When Hurricane Harvey came ashore in September 2017, no one really was prepared for the horrendous amount of rainfall, winds, deaths and destruction the storm left in its aftermath.
First responders were working to save lives, yet they also worried not only about the damage being done by the wind and the devastating rains but about a problem unique to Houston – The petrochemical industry, because after all, the city is one of the country’s leading chemical capitals.
Yes, there were a couple stories about the release of toxic chemicals – like the well-publicized Arkema chemical plant explosion northeast of Houston that blew several times and burned for days and a nearby dioxin-laden federal Superfund site whose protective cap was damaged by the raging San Jacinto River.
According to the Associated Press, Samuel Coleman, who was the EPA’s acting regional administrator during Harvey, said the priority in the immediate aftermath was “addressing any environmental harms as quickly as possible as opposed to making announcements about what the problem was.”
Now, in retrospect, he said, it might not have been a bad idea to inform the public about the worst of “dozens of spills.”
And while first responders were worried about breathing toxins and wading through water that could be contaminated with poisonous chemicals, it turns out their fears were justified. And what’s worse?
The public will probably never know the extent of the damage to the environment and related health impacts caused by the release of the soup of chemicals in Houston.
AP and Houston Chronicle reveal the damage
The Associated Press and the Houston Chronicle pieced together a myriad of county, state, and federal records that reveal a far more widespread toxic impact than what was reported to the public after Hurricane Harvey slammed into the Texas coast, and then stalled over the Houston area.
Besides the nearly half a billion gallons of industrial wastewater that mixed in with flood waters that poured out of a chemical plant in Baytown, East of Houston, and surged into the Bay of Galveston, Benzene, vinyl chloride, butadiene and other known human carcinogens were among the dozens of tons of industrial chemicals released throughout Houston’s petrochemical corridor.
These chemicals mixed with the floodwaters, surging through neighborhoods, and into waterways in the city and surrounding neighborhoods. In all, the two news organizations cataloged over 100 Harvey-related toxic releases — on land, in water and air. Only two of them were reported publicly.
As the Esquire so bluntly puts it, “You mean that local authorities, Scott Pruitt’s EPA, and American corporations downplayed environmental damage? In Texas? In 2017?”
Texas regulators say they have investigated 89 incidents, according to the AP, but have yet to announce any enforcement actions. Testing by state and federal regulators of soil and water for contaminants was largely limited to Superfund toxic waste sites.

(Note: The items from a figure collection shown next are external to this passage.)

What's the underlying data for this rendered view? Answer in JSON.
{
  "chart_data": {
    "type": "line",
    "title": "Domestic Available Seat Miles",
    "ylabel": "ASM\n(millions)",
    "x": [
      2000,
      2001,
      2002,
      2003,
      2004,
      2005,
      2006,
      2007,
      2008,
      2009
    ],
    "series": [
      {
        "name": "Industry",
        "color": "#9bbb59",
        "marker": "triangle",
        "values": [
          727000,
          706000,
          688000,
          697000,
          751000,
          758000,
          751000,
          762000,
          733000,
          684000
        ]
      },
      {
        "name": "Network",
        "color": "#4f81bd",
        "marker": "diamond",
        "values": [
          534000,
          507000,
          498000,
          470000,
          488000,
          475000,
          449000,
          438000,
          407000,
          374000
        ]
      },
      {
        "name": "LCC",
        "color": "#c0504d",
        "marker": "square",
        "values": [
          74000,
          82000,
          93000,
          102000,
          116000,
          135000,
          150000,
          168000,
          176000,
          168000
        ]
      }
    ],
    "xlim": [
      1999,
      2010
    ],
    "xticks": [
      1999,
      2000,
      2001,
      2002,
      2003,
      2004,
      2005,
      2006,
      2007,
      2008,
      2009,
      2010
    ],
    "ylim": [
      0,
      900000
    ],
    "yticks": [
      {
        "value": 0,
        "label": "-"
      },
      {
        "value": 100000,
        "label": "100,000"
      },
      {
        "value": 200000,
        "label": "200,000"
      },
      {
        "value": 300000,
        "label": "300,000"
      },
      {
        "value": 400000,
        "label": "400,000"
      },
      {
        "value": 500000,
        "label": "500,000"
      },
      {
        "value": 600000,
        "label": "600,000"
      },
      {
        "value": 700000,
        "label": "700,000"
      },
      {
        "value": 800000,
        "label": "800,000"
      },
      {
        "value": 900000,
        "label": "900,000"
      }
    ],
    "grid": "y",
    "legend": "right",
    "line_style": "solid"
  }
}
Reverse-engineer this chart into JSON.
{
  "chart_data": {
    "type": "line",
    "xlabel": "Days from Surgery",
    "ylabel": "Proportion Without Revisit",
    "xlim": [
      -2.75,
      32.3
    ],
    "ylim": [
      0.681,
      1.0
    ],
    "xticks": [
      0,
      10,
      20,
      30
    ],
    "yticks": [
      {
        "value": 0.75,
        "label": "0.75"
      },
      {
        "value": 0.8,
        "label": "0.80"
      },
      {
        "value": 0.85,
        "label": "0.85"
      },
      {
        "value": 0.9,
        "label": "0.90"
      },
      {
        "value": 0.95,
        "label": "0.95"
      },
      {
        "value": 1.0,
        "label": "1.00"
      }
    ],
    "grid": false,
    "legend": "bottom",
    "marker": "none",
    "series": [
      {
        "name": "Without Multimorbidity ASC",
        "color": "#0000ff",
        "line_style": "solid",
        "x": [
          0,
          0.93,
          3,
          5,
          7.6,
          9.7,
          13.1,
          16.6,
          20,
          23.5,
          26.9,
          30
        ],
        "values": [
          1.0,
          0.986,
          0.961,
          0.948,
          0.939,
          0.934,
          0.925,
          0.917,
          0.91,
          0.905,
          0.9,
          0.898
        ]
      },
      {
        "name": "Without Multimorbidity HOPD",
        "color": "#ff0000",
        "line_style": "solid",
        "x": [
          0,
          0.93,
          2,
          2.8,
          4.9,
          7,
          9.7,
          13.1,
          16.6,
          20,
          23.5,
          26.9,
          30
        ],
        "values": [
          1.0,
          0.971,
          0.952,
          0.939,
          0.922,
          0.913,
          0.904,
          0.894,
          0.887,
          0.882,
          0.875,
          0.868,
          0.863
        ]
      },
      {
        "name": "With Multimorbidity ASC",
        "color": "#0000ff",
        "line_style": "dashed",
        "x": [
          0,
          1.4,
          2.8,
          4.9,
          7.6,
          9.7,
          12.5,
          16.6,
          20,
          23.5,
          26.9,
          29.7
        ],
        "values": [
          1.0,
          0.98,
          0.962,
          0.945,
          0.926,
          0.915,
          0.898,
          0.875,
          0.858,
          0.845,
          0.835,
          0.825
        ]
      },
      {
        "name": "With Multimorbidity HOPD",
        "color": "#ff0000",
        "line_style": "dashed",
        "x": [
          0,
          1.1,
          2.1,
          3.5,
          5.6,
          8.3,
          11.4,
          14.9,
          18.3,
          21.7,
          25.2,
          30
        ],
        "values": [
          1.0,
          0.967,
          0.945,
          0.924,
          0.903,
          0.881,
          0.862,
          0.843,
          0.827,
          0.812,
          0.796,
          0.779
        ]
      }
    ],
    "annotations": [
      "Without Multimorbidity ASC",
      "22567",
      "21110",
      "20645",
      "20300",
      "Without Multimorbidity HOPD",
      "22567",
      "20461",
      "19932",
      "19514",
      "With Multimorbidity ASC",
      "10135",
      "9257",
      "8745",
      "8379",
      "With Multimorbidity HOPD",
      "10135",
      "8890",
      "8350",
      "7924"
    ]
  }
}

Based on widespread air monitoring, including flyovers, officials repeatedly assured the public that post-Harvey air pollution posed no health threat. But the U.S. Environmental Protection Agency official in charge now says these general assessments did not necessarily reflect local “hotspots” with potential risk to people.
In other words, what the EPA is saying is simple – If you want to stay safe, just move to an area where there are no “hot spots.”
Is this laxness a reflection on the federal government?
Both news organizations mention the differences in governmental responses to hurricanes in past years. And post-Harvey government testing contrasts sharply with what happened after two other major Gulf Coast hurricanes.
After Hurricane Ike hit Texas in 2008, state regulators collected 85 sediment samples to measure the contamination; more than a dozen violations were identified and cleanups were carried out, according to a state review.
And in 2005, when Hurricane Katrina hit New Orleans, Louisiana, the EPA and Louisiana officials examined about 1,800 soil samples over 10 months, EPA records showed.
“Now the response is completely different,” said Scott Frickel, an environmental sociologist formerly at Tulane University in New Orleans. He is now at Brown University and calls the government response to Harvey “unconscionable” given Houston’s exponentially larger industrial footprint.
Dr. Nicole Lurie, who oversaw federal public health responses to the Superstorm Sandy and Deepwater Horizon disasters while at the U.S. Department of Health and Human Services told the Associated Press, “People are left in a state of limbo of not knowing if they were exposed or not — or if they were, what the implications are for their health.”
Benzene is a serious health hazard. The Department of Labor’s Occupational Safety and Health Administration (OSHA) says: With exposures from less than five years to more than 30 years, individuals have developed, and died from, leukemia. Long-term exposure may affect bone marrow and blood production. Short-term exposure to high levels of benzene can cause drowsiness, dizziness, unconsciousness, and death.
Hanadi Rifai is the head of the University of Houston’s environmental engineering program, She has been studying pollution in the watershed for more than two decades. She believes that much of the toxic contamination in the floodwaters migrated downstream.
That soil ended up somewhere,” Rifai said. “The net result on Galveston Bay is going to be nothing short of catastrophic.”